I have a confession. I am a poor participator in Valentine’s Day. I’m not a fan of the made up holiday or paying three times the normal rate for flowers. But I have come to know—often by grave mistake—how important it is to celebrate Valentines Day, especially in a marriage marked by ministry.
Allow me to share some lessons I have learned as to why you really should celebrate Valentine’s Day with your wife. (This is written from the perspective of a husband to other husbands. Guys, we’re all in this together.)
You don’t tell your wife how much you appreciate her as much as you should.
I know I don’t.
No matter how many times you say, “I appreciate you” it is not enough. She has followed you around from place to place, church to church. While her friends have rooted themselves and are raising their families in communities they were born in, she moved. She followed you from this ministry, to that ministry, from this town to that town. She went to the city with you for seminary and the country with you for ministry. Ministry has made you both more mobile than you ever expected.
Sure you are a team. Yes, you are following God’s will for your lives. Yes, the kingdom is being advanced because of your commitment to make much of the name of Jesus. Yes, you both have sacrificed. But, how appreciated does she feel? Do you really need to take the chance of finding that out the hard way?
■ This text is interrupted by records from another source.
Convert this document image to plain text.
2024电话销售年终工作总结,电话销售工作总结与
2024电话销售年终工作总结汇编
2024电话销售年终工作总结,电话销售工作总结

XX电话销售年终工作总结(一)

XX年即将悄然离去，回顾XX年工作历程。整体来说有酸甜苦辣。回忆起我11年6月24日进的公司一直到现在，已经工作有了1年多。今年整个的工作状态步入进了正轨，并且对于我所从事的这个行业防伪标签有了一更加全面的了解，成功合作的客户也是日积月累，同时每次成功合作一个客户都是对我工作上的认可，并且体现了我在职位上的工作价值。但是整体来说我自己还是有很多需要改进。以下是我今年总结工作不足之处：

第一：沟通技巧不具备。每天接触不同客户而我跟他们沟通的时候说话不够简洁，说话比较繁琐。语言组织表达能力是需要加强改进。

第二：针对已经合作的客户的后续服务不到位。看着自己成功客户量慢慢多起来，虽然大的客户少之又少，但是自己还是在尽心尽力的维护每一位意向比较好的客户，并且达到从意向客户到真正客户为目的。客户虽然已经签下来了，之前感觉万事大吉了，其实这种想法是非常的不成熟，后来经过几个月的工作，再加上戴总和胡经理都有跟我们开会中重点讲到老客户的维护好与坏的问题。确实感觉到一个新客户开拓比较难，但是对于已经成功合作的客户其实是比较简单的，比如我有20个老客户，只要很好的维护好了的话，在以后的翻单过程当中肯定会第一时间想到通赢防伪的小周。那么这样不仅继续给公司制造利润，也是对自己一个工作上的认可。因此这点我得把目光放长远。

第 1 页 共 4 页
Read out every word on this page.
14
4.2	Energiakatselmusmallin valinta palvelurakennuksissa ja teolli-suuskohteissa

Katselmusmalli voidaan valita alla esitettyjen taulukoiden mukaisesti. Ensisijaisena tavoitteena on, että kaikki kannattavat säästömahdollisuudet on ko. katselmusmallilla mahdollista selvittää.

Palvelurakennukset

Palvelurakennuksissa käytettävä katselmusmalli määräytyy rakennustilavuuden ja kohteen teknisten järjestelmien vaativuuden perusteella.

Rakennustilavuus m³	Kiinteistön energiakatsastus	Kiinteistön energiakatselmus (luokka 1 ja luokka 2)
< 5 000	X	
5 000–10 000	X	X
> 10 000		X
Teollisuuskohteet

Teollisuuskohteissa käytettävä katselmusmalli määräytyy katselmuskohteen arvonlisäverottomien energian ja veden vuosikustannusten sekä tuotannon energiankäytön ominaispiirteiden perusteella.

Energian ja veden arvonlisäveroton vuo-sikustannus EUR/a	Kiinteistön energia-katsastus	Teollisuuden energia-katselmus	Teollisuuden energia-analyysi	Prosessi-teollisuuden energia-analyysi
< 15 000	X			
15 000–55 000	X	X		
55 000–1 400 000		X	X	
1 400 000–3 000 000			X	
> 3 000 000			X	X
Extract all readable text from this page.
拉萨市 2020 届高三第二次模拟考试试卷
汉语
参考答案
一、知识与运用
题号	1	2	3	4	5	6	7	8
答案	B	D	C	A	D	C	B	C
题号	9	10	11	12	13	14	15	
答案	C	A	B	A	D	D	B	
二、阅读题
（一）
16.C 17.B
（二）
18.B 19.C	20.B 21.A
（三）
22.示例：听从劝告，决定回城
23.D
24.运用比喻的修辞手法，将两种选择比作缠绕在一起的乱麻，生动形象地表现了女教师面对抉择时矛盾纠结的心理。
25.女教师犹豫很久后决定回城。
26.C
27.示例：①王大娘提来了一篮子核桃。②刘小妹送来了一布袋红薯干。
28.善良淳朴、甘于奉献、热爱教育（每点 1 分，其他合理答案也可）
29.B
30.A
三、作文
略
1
Let her know how much you appreciate her. Not just on Valentine’s Day but throughout the year. Create a reminder on your calendar to tell her and to show her how much you appreciate her. It is so much easier and better for your marriage to show your appreciation for her than to try to make up for the years you did not.
Being a ministry wife is harder than you realize.
When Peter wrote “live with your wife in an understanding way” (1 Peter 3:7 ESV) he could not have imagined the pressures that not just a twenty-first century woman faces but the additional weight on a woman whose husband is in ministry. But the Lord did. This is why men are commanded to be a student of their spouses. To proactively study them, figure out who they are, and understand them.
Your wife—even if she never voices it—is under constant pressure from others in your church. Even if your church has the most tolerant, understanding and compassionate people on the planet, she feels pressure to not just be a woman, but a mom, your wife, and the pastor’s wife. All of those unique roles carry with them tremendous expectations; even if she is the only one placing those expectations on her.
Being a ministry wife is harder than you realize. You will never understand that, but she needs to know that you value her. She needs to know you are trying to understand.
My girls need to know how their husbands should treat them.
I started buying my girls Valentine’s gifts after the known but terrifying revelation that they are going to leave my house, marry, and have families of their own. I knew this, but I did not realize this immediately. Now, what that means is that I am setting the standard by which they will judge all men by both how I treat them and how I treat their mother.
When I go out of the way to show their mother how much I love, appreciate, and value her I am not just engaged at the moment but creating a legacy. My girls need to have an image engraved on their hearts as to how a Christian husband should treat them. I want those boys who come sniffing around to be terrified of the role they are about to assume in those girls’ lives. Every action and inaction ripples throughout generations.
I know that I have not shown my wife how much I appreciate her. I am certain that I will need to re-read this in the future and get back on track. And I am certain I am not alone.
A ministry marriage is harder than you or anyone else realizes. Make certain your wife knows that you are trying to understand that. Show her how much you appreciate her.